Data Services PyramidWhile delivering services on Business Intelligence - or any of the other words you want to make up for it, Business Analytics, Data Science, whatever (I’ve always been more focused on actual content than on the wrapping some people like to put around it) - one very important part that sometimes ends up being a bit overlooked is how you hand out the information.

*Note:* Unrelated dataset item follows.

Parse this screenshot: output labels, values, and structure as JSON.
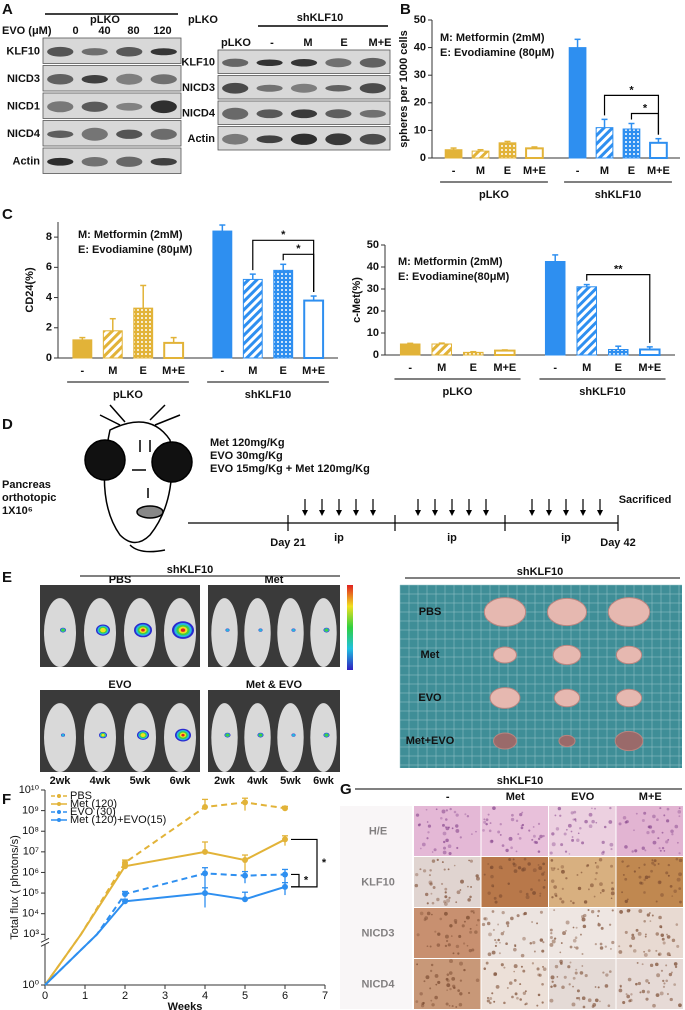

In the end it’s all about it. All the discussions carried out about technology choices, implementation, hardware, all ends up the same way - giving the information back to the consumers.
This may seem obvious. It’s not, and has a lot of implications especially when we have at our reach a huge amount of technologies to choose from.
This is written from the perspective of someone internal to a company’s metrics / data engineer team. I’m wearing my Mozilla metrics hat now, thinking about all the challenges we face on a daily basis.
Information deliveryOne may be tempted to think that the best way to deliver information is the one where the user has the higher degrees of freedom when it comes to interact with that data. It’s not. With great power comes great responsibility, and sometimes less is better.
A metrics person has to guarantee not only the data he delivers is correct, but also that there’s no possibility of that data to be misunderstood. I find the second part harder than the first, especially when we’re dealing with scenarios with people that have been in a specific line of business for a long time.
Ground zero - Raw dataThis is the example taken to the extreme. Raw data is, by far, the most valuable source of information, and the one where we can draw more information from. Obviously, makes no sense to anyone to hand out this source to information consumers. Very few hold the keys to the dungeon, and for good reasons.
You need to go up in the stack, progressively converting data language, the zeros and ones, into business terminology, to build your Data Services Pyramid
Data Services Pyramid
While growing our information system, we’ll inevitably want to end up with something like this. But instead of a structured stack, it’s very easy to end up with a disjointed mess of technology and services.
Should be easy to understand what kind of information deliverables sit on each level. They obviously depend on the tools at use, but some examples:
- Raw data
- Handing out files
- Direct file system access
- Storage area
- NoSQL endpoints
- Hadoop / hive access
- Ad-hoc layer
- Metadata based tools
- OLAP clients
- Preformatted deliverables
- Csv/xls exports
The Services challengeWe must have a very clear objective in mind - put users as far up the stack as possible. The goal is not to prevent them from accessing the data. Much more important, it’s preventing them from misinterpreting the data. Every time I see someone asking access to a database or hadoop, I start trembling - I know trouble’s coming.
As we move up in the stack, we’re converting data language into business language. This is a crucial point. As we work on this translation, we need to set in stone our final language as a shared set of dimensions, well documented terminology, that poses no questions to anyone whenever they’re used.
And this translation is hard, moving from data terms to business terms. The less people involved here, the better. That’s why I’ve identified, in the Data Services Pyramid, a danger zone that we should be very cautious with, mostly cause the fore mentioned translation isn’t done yet.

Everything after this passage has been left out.